Tamam ama mesajımızın bu şekilde algılanmasının sebebi nedir ? Bunun sebebi tamamen insan beyninin yapısı ile ilgilidir. İnsan beyni üç ana bölümden oluşur. Beynimizin en eski ve en ilkel bölümü cerebellum denilen beyinciktir. Buna aynı zamanda sürüngen beyni de denir. Bilim adamlarına före bu beynin evrimsel yaşı 450 milyon yıldır ve erken dönem sürüngenlerine kadar uzanır. Beyni bu kısmı organizmanın motor fonksiyonlarını yönetir : kaç !, ye !, savaş !, çiftleş ! gibi. Biz iletişim kurduğumuzda bu ilkel beyin karşımızdaki kişinin beden dilini bir fırsat ya da tehdit algısı tespit için dilini tarar. Çünkü bizim uzun evrimsel geçmişimizde, sözel olmayan mesajlar evrimsel tecrübelerimize göre hayatta kalmamız açısından daha kritik olmuştur.
Beynimizin diğer kısmı amigdaladır. Bu kısım duygusal hayatımızı yönetir. Beynin bu kısmı da 70 milyon yıl yaşındadır ve evrimsel geçmişi memelilerin yeryüzünde ilk ortaya çıktığı zamana kadar geri gider. Beynin bu kısmı biz iletişim halindeyken karşımızdakinin yüz ifadelerini, mimiklerini ve tonlamalarını tarar ve mesajın düşmanca mı yoksa arkadaşça mı olduğunu anlamaya çalışır.

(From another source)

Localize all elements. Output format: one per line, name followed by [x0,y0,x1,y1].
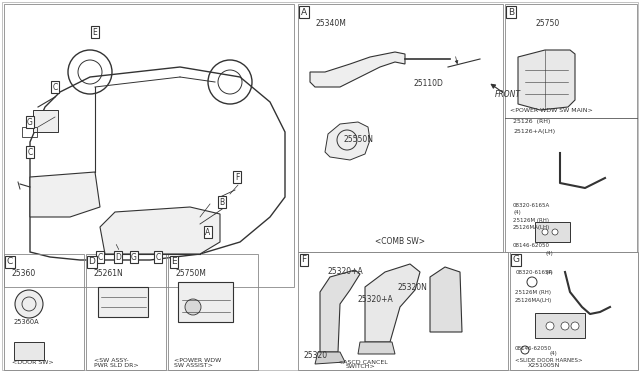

Beynimizin son ve en geç bölümü ise neokorteksdir. Konuşmayı, okumayı, yazmanı, hesaplamaları ve akıl yürütmeleri beynimizin bu kısmı ile yaparız. Neokorteksin görece olarak genç bir bölüm olmasının yanında insanların sadece 100 bin yıldır dil yetenekleri vardır ve kelimelerle konuşmayı da 40 bin yıldır sürdürmektedir. Bu açıdan bakılınca beynimizin bize gelen mesajın neden % 7 sini sözel olarak algılama eğiliminde olduğunu anlamak zor değildir. Her ne kadar bizler konuşmada ve düşünmede akli yaratıklar olduğumuzu düşünsekte, algılamada ve kavramada hala ilkel kurallarla hareket etmekteyiz ve fazlasıyla içgüdüseliz.
Profesör Leslie A. Hart’ın söylediği gibi, beyin asla modernize olmamış ve rasyonalleşmemiştir. Yıllar önce yapılmış bir kır evi gibi, renki televizyon sadece orijinal temeli oluşturan ana duvarın üzerinde durmaktadır. Beyin bir çok eski parçanın birleştiği bir sentezdir.
Son olarak diyebiliriz ki, nasıl söylediğimiz mesajımızda her zaman ne söylediğimizden daha önemlidir. Bitirirken tekrar etmekte fayda var, neyi bildiğimiz bizim nereden başladığımızı belirleyebilir belki ama saece nasıl iletişim kurduğumuz nereye ve ne kadar gideceğimize karar verecektir.